A 2019 report on Russian military strategy by the Washington D.C.-based Jamestown Foundation think-tank said Surovikin was known for being “totally ruthless”. He has been jailed twice in his home country: first for six months after his command killed three protesters in the failed August 1991 coup that preceded the fall of the Soviet Union, and then for illegal arms trading.
He was “released without trial” after his first jail stint, and his second sentence was “later overturned”, Al Jazeera reported.
The Jamestown Foundation said that Surovikin’s “readiness to vigorously execute any orders trounced any potential questions about his checkered curriculum vitae”.
His fans reportedly include Yevgeny Prigozhin, founder of the Wagner mercenary group, which was heavily deployed in Syria. According to Russian news agency Live24, Prigozhin has described Surovikin as “a legendary person” and “the most competent commander in the Russian army”.
What does his appointment mean for Ukraine?
On Monday, just two days after Surovikin’s promotion was announced, Russian forces launched a barrage of rocket attacks against civilian targets across Ukraine. The bombardment followed Ukraine’s attack on the Kerch Bridge linking occupied Crimea to Russia.
“Russia has been reshuffling its forces in Ukraine as it tries to stem the losses it has been dealt as a result of a vigorous Ukrainian counteroffensive,” said Al Jazeera. The news site reported that “some observers believe Surovikin’s appointment signals that Russia will concentrate its war effort on one area”.
Will the change in tactics work?
Russia’s entry into the civil war in Syria “changed the course of it in the regime’s favour in one of its most successful military campaigns in recent times”, said The EurAsian Times.

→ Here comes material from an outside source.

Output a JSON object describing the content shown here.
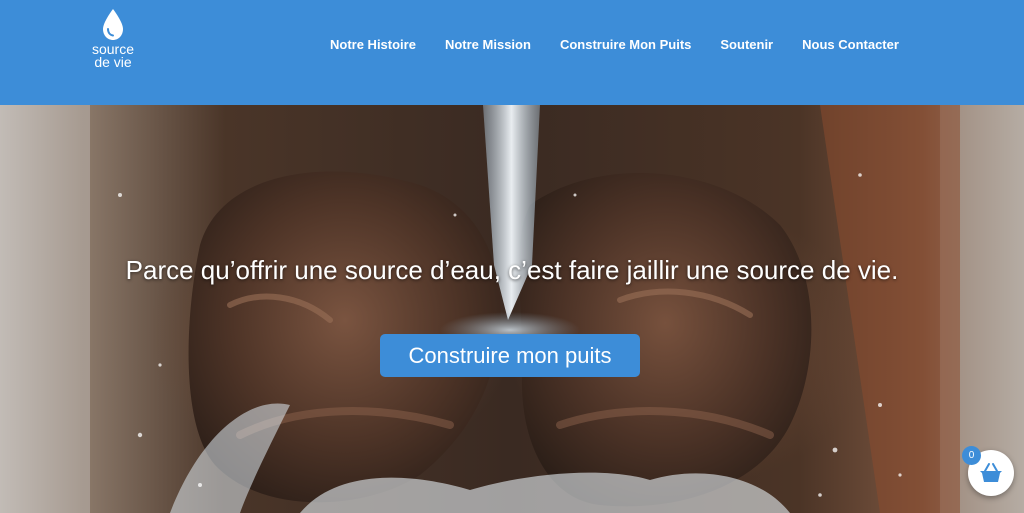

But “Ukraine is not Syria”.
Abhijit Iyer Mitra, a senior fellow at the Institute of Peace and Conflict Studies, told the news site that “the difference with Syria was that there were Syrian troops on the ground” who were “dying in combat” while Russia “mostly restricted itself to air campaigns against rudimentary to non-existent air defences”.
By contrast, Ukraine has been building up its military since the annexation of Crimea in 2014 and has received signicant supplies of advanced arms, air defence capabilities and training from the West in the seven months since the ongoing conflict began.
Russia is also facing a centralised and well-organised state-run military machine that has the full support of its citizen population. In Syria, Russian forces fought disparate and uncoordinated rebel groups who were often poorly equipped.
Dmitry Stefanovich, a research fellow at the Moscow-based IMEMO RAS think tank, told RT that Russian commanders had become overconfident following the Syrian campaign.
“Perhaps there was a hope that this format could be implemented in Ukraine, with limited forces and an emphasis on air power etc,” he said. “But practice has shown that not everything works this way.
“The enemy in Ukraine turned out to be completely different.”